Background and Objective: This proof of concept study investigates mathematical modelling of blood flow and oxygen transport in cerebral microcirculation, focusing on understanding hemodynamic responses. By coupling oxygen transport models and blood flow dynamics, the research aims to predict spatiotemporal hemodynamic responses and their impact on blood oxygenation levels, particularly in the context of deoxygenated and total blood volume (DBV and TBV) fractions. Methods: A coupled spatiotemporal model is developed using Fick's law for diffusion, combined with the hemodynamic response function derived from a damped wave equation. The diffusion coefficient in Fick's law is based on Hagen-Poiseuille flow, and arterial blood flow is approximated numerically through pressure-Poisson equation (PPE). The equations are then numerically solved with the finite element method (FEM). Numerical experiments are performed on a high-resolution 7-Tesla Magnetic Resonance Imaging (MRI) dataset for head segmentation, which facilitates the differentiation of arterial blood vessels and various brain tissue compartments. Results: The applicability of the model is further demonstrated through numerical experiments utilizing a 7 Tesla magnetic resonance imaging (MRI) dataset for head segmentation, which facilitates the differentiation of arterial blood vessels and various brain tissue compartments. By simulating hemodynamical responses and analyzing their impact on volumetric DBV and TBV, this study offers valuable insights into spatiotemporal modelling of brain tissue and blood flow. Conclusions: This study utilizes spatiotemporal modelling with high-resolution 7 Tesla-MRI head data to explore cerebral blood flow, oxygen transport, and brain dynamics. It enhances understanding of cardiovascular conditions, improves simulation accuracy, and offers potential clinical applications for targeted interventions.

Figures (9)

• Figure 1: Computational domain in cylindrical coordinates, taking into account for the axial symmetry in which blood flow in the artery domain $\Omega_\mathrm{A}$ is determined by the velocity field ${\bf u}$. Blood flowing through the boundary $\mathrm{B}$ is aligned along with normal vector $\vec{\bf n}$ and enters first arterioles with length $L$, where the pressure $p$ drops linearly, i.e., $\partial p / \partial \vec{\bf n}$ is constant, before it enters the capillary bed $\hat{\Omega}$.
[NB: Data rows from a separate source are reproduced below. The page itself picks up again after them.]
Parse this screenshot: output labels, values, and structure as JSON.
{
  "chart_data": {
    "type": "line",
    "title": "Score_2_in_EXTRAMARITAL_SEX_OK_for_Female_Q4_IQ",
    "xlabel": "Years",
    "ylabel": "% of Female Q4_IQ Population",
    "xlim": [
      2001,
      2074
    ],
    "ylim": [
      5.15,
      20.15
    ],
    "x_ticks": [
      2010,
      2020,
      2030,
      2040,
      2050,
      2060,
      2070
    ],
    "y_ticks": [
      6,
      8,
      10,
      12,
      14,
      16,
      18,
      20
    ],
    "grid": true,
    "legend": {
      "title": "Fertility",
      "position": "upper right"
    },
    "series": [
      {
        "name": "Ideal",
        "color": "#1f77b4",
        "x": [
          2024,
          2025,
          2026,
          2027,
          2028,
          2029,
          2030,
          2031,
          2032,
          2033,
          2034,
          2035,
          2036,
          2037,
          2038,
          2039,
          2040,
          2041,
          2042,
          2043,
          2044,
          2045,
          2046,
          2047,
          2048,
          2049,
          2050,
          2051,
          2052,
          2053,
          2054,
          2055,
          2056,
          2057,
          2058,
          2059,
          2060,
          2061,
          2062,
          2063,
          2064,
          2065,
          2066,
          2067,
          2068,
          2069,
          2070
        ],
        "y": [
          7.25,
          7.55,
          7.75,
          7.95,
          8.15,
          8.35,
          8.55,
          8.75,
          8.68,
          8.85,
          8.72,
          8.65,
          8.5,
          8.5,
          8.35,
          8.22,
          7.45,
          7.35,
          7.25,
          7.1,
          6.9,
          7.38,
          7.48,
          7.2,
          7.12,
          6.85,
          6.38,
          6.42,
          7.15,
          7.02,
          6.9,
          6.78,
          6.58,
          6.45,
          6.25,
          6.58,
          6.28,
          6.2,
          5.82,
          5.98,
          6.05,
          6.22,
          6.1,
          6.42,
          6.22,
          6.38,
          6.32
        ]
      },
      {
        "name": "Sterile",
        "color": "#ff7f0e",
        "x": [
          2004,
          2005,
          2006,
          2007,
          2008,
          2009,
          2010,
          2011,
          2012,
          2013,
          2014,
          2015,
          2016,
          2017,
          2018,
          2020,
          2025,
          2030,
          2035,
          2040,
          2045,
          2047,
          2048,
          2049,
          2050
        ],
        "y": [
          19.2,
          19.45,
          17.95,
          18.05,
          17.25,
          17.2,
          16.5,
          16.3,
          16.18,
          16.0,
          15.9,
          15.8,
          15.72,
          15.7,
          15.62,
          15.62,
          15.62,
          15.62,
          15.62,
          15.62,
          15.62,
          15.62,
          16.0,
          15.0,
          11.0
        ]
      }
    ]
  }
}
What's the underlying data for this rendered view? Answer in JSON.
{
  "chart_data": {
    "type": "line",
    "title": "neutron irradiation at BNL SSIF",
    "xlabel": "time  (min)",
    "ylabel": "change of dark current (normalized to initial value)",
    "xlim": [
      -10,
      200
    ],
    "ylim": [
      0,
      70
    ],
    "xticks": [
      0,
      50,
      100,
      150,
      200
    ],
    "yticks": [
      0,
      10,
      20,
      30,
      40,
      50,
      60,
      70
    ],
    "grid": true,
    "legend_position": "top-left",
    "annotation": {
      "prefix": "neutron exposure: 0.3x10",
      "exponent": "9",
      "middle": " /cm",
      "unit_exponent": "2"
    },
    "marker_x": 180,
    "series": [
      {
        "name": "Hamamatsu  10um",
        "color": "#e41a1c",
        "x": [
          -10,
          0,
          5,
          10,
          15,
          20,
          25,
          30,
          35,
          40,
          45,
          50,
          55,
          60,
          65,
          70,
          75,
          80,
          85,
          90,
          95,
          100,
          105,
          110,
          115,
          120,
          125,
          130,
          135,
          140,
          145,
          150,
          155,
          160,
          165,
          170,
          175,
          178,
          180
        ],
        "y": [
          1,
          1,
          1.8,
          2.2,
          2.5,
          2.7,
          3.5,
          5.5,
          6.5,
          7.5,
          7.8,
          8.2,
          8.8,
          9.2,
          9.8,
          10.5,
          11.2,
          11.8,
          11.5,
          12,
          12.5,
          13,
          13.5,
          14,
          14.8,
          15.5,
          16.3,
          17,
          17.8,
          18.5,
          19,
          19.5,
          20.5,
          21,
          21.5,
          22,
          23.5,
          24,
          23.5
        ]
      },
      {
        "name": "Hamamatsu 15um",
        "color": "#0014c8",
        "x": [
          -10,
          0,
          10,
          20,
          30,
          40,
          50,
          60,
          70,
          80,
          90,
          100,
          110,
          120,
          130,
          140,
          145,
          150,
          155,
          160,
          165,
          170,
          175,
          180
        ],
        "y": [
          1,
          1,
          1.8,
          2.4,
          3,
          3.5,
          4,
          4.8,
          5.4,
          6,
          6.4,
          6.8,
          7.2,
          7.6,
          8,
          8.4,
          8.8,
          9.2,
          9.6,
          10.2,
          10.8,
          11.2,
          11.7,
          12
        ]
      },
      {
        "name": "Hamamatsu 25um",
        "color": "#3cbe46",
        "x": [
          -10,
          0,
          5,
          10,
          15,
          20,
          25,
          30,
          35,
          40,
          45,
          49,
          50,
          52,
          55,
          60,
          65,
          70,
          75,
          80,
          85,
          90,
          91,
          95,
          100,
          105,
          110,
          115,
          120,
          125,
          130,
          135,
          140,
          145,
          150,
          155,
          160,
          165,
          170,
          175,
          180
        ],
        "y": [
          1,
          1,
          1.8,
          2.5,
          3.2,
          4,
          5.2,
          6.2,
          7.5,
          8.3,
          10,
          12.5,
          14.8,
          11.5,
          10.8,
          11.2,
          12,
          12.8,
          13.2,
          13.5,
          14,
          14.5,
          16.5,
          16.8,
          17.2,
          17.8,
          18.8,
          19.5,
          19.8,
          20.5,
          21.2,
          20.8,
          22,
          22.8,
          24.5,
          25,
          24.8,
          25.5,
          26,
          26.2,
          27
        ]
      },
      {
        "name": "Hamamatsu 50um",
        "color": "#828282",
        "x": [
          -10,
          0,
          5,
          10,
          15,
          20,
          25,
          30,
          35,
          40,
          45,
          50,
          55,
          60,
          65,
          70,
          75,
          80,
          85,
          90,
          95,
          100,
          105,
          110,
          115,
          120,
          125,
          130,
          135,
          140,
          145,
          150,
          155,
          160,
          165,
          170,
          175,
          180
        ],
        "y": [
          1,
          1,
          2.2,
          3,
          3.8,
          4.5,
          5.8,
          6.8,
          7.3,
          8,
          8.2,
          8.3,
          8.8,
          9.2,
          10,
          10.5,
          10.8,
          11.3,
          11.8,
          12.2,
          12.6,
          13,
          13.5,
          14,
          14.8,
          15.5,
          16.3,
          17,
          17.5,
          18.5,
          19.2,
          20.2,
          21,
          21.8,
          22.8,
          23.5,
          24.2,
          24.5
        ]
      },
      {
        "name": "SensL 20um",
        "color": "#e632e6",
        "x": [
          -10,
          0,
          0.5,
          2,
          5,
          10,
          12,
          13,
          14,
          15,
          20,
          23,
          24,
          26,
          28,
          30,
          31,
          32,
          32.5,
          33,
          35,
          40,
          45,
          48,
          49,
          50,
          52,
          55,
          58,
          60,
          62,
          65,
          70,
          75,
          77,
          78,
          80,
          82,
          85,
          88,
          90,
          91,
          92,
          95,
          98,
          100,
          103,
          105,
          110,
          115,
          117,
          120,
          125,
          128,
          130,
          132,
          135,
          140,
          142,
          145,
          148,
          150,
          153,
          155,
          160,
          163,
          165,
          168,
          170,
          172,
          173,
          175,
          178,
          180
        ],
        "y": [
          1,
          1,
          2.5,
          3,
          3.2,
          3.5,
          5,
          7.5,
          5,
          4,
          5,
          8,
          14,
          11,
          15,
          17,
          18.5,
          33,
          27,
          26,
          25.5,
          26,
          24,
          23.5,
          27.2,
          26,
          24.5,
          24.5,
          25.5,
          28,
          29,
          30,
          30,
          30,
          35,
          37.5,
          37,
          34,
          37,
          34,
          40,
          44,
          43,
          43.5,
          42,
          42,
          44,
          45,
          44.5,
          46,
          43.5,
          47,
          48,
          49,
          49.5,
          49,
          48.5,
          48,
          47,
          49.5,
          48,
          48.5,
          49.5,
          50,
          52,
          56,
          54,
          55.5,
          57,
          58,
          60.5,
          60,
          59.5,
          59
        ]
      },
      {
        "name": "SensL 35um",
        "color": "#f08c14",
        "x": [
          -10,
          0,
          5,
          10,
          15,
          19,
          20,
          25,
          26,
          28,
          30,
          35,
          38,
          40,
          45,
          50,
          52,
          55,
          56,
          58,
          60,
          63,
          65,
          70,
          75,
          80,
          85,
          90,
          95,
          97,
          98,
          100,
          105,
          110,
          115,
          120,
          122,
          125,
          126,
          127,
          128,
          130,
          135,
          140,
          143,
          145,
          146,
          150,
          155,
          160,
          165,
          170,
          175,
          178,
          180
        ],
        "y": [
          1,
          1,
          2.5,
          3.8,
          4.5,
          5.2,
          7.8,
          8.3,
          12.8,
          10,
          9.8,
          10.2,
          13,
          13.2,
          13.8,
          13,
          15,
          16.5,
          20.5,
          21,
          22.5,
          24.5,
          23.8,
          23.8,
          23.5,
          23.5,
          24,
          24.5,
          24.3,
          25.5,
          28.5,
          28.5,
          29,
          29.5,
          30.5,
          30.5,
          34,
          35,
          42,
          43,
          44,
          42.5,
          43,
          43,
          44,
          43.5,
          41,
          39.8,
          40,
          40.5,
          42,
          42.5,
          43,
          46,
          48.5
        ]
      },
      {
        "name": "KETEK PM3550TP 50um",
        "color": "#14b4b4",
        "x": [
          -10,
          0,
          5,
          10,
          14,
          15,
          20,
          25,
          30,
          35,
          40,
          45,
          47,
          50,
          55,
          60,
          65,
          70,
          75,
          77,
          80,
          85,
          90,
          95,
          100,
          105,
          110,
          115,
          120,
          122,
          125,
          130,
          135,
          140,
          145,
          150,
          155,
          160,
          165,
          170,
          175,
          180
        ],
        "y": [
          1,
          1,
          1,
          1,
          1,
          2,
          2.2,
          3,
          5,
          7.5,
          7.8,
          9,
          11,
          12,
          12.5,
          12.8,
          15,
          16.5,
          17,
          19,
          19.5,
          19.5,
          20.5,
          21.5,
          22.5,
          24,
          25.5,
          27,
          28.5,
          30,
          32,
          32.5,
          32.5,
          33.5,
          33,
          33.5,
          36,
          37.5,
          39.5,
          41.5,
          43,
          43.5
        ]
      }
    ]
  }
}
• Figure 2: The vessel segmentation of this study together with the grey matter layer (left) and subcortical compartments (right) of the head model.
• Figure 3: Three different 14-mm-diameter regions of interest (ROIs) placed in (1) whitematter (WM), (2) grey matter (GM) and (3) brainstem (BS). The coronal slice of the visualization is shared by the ROIs' center points.
• Figure 4: The hemodynamic response function $\alpha(t)$ (red) and its time derivative $\alpha_{,t} (t)$ (blue) resulting from the time-mollified balloon model (Section \ref{['sec:balloon_model']}) in which the parameters have been selected as described in Table \ref{['tab:physical_parameters']}. The amplitude of about 20 % has been measured, e.g., for cat cortex kim2011temporal. The horizontal axis shows time $t$ in seconds and the vertical one shows the value of $\alpha(t)$.
• Figure 5: Time-evolution of average relative volumetric oxygenated (red) and deoxygenated (blue) blood volume (OBV and DBV) fraction with respect to their local mean values in the three different regions of interest (ROIs) of this study. The horizontal axis shows the time $t$ (s). In each case, the neural activity is modelled as a point source in the center of the ROI.